Species of crustacean

Palaemon serratus, also called the common prawn, is a species of shrimp found in the Atlantic Ocean from Denmark to Mauritania, and in the Mediterranean Sea and Black Sea.

==Ecology==
Individuals live for 3–5 years in groups in rocky crevices at depths of up to 40 m. Females grow faster than males, and the population is highly seasonal, with a pronounced peak in the autumn. They are preyed upon by a variety of fish, including species of Mullidae, Moronidae, Sparidae and Batrachoididae.
P. serratus can sometimes be found with a prominent bulge in its carapace over its gills. This is caused by the presence of an isopod parasite, such as Bopyrus squillarum.

==Description==
Palaemon serratus may be distinguished from other species of shrimp by the rostrum, which curves upwards, is bifurcated at the tip and has 6–7 teeth along its upper edge, and 4–5 teeth on the lower edge. Other species may have a slightly curved rostrum, but then the teeth on its dorsal surface continue into the distal third, which is untoothed in P. serratus. P. serratus is pinkish brown, with reddish patterns, and is typically 100 mm long, making it the largest of the native shrimp and prawns around the British Isles.

Palaemon serratus is one of the few invertebrates to have its hearing studied in detail; it is sensitive to frequencies between 100 Hz and 3 kHz, with an acuity similar to that of generalist fish. While the hearing range of a P. serratus individual changes as it grows, all are capable of hearing tones at 500 Hz.

==Fisheries==
A small commercial fishery exists for P. serratus on the west coast of Great Britain, chiefly in West Wales (Cemaes Head to the Llŷn Peninsula), but extending increasingly far north to include parts of Scotland.
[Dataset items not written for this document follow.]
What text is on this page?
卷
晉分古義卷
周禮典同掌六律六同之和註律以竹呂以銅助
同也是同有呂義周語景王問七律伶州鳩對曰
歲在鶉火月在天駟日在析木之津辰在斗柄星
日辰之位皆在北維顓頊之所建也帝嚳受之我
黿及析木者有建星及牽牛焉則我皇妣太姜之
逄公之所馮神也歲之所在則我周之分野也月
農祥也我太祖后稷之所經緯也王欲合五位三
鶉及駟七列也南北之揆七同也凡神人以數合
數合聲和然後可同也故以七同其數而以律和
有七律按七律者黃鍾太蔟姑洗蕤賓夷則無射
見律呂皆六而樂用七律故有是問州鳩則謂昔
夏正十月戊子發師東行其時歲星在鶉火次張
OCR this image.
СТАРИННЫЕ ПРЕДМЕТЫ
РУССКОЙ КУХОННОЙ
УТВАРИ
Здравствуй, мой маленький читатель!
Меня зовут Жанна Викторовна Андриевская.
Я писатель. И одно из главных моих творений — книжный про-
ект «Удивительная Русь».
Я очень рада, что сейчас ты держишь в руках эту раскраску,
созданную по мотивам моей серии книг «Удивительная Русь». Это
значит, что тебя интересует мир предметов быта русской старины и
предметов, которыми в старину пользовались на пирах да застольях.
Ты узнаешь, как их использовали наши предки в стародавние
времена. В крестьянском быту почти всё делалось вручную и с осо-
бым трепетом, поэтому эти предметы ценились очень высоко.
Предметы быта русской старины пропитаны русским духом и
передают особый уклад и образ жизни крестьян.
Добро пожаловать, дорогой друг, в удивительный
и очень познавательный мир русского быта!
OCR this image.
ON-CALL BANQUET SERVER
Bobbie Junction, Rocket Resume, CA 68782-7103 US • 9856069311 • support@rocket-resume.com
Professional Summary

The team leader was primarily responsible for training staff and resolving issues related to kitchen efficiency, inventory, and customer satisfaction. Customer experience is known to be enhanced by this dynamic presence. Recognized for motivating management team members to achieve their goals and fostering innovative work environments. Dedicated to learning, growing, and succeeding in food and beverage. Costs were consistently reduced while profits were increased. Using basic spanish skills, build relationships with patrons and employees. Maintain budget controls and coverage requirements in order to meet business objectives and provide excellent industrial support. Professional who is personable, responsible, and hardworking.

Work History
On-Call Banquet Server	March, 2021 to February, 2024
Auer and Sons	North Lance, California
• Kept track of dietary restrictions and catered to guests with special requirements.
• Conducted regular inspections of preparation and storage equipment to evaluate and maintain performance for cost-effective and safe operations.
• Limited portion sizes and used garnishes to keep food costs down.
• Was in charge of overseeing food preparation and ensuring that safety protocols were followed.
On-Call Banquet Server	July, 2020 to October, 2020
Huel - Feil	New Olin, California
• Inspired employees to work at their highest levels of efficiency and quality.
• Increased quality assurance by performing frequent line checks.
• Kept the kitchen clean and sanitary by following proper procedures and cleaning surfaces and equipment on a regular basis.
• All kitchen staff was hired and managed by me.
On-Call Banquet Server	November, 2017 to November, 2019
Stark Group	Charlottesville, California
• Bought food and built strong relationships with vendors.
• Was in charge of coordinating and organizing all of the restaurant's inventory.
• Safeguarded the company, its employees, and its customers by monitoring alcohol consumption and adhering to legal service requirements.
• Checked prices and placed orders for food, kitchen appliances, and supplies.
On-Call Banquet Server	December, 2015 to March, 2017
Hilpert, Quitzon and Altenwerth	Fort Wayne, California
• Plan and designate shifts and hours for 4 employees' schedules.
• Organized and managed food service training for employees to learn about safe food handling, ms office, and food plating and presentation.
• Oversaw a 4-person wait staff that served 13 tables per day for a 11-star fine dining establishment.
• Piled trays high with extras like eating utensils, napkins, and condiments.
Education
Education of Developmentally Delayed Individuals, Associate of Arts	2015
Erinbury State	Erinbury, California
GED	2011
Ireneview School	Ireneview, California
In Ireland, fishing for P. serratus began at Baltimore, County Cork in the 1970s and subsequently expanded. A peak landing of 548 t was recorded in 1999, and four counties account for over 90% of the catch — Galway, Kerry, Cork and Waterford. There is now concern that the current levels of exploitation may represent overfishing, and measures are being considered to limit the catch, such as a minimum landing size.